Domestic Slave Trade out of Virginia, 1790-1865 Presentation at MPAAGHS Monthly Meeting

March 11, 2017


Phil Troutman photo

Middle Peninsula African-American Genealogical and Historical Society of Virginia (MPAAGHS) will hold its monthly meeting on Saturday, March 11, 2017, at 11:00 a.m. at the Essex Public Library, 117 North Church Lane (Rt. 17), Tappahannock, Virginia (map).

Dr. Phillip Troutman, Assistant Professor of Writing and of History at The George Washington University in Washington, DC, will give a presentation on "The Second Middle Passage: the Domestic Slave Trade out of Virginia, 1790-1865" at the meeting.

Between the Revolution and the Civil War, 1.1 million African Americans were caught up in the domestic slave trade, forced to move from the coastal and upper South to the trans-Allegheny West and the Mississippi Delta. The majority moved alone, with no family. Nearly half were from Virginia. Some were tight-packed in ships out of Richmond, Alexandria, and Norfolk. Others walked overland, 20 miles a day, across the Cumberland Gap or all the way to Natchez. A person born into slavery in Virginia in 1830 stood a 30% chance of being sold away by 1860. In Eastern Shore counties, 20%-30% of enslaved people were sold away or moved out of Virginia each decade.

This talk starts with an overview of the slave market, how its networks spidered across the state and what that meant for families and individuals in slavery. But the focus is on the stories of enslaved Virginians who left a record of their experiences—how they survived the slave market, how they worked to re-make their lives, how they tried to reconnect with lost kin. And in one case, how 19 of them mutineed and went free in Jamaica. It draws heavily on their autobiographies, their oral interviews late in life, and even some letters they managed to write or dictate during slavery.

Dr. Troutman's work on US slavery includes "Grapevine in the Slave Market: African American Geopolitical Literacy and the 1841 Creole Revolt" in The Chattel Principle: Internal Slave Trades in the Americas (ed. Walter Johnson, 2004); and "Correspondences in Black and White: Sentiment in the Slave Market Revolution" in New Studies in the History of American Slavery (eds. E. Baptist and S. Camp, 2006). He is currently writing a book on radical anti-slavery visual rhetoric and is researching the history of slavery at Columbian College, now The George Washington University. Links to his work can be found at gwu.academia.edu/trout.

Dr. Troutman is a part of a 19-member faculty study group that is researching the university's historical relationship to slavery. In creating such a group, George Washington University, previously Columbian College, joined the ranks of institutions such as Georgetown, Brown, Yale, University of Virginia, and William and Mary who have begun to confront their ties to slavery and how they benefitted from the labor of enslaved people.
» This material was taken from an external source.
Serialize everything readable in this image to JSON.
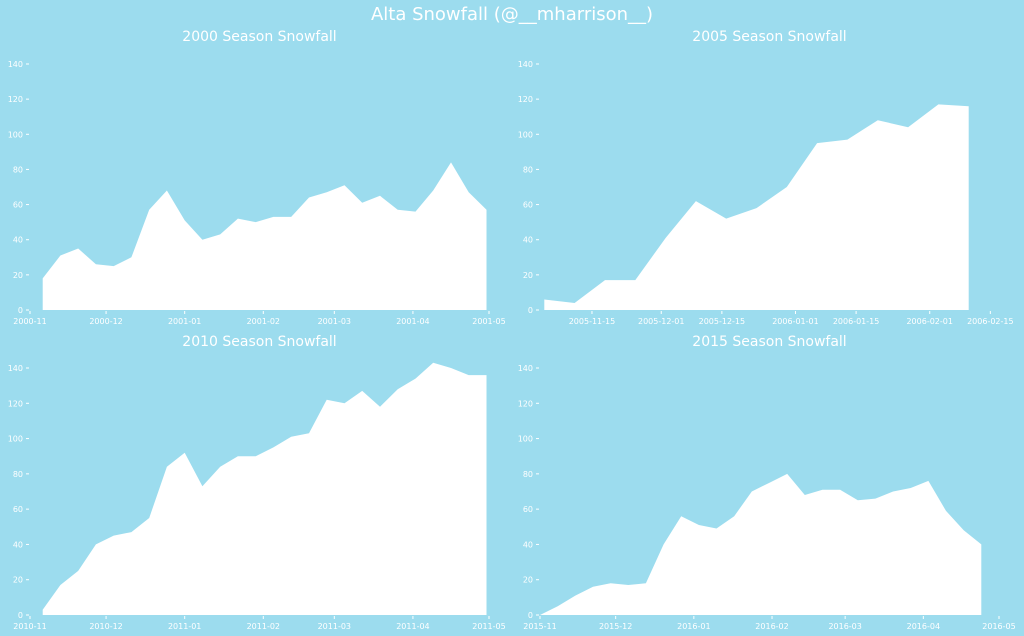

Troutman has been working on the project since April of last year and has found a King and Queen County connection to George Washington University's slavery history.

In the 1840s, John Robert Smith and Abram/Abraham who were owned by Thomas Haynes of Bruington, were taken to Washington, D.C. to work at Columbian College. Troutman found references to both of these men in the minutes of Bruington Baptist Church in the archives of the Virginia Baptist Historical Society in Richmond. Smith and Abram/Abraham were members of Bruington where Haynes was a deacon. Records show that Smith played a role in the founding of both New Mt. Zion Baptist Church and Bethlehem Baptist Church. Troutman would like to find persons who might be descended from or otherwise have information about John Robert Smith or Abram/Abraham.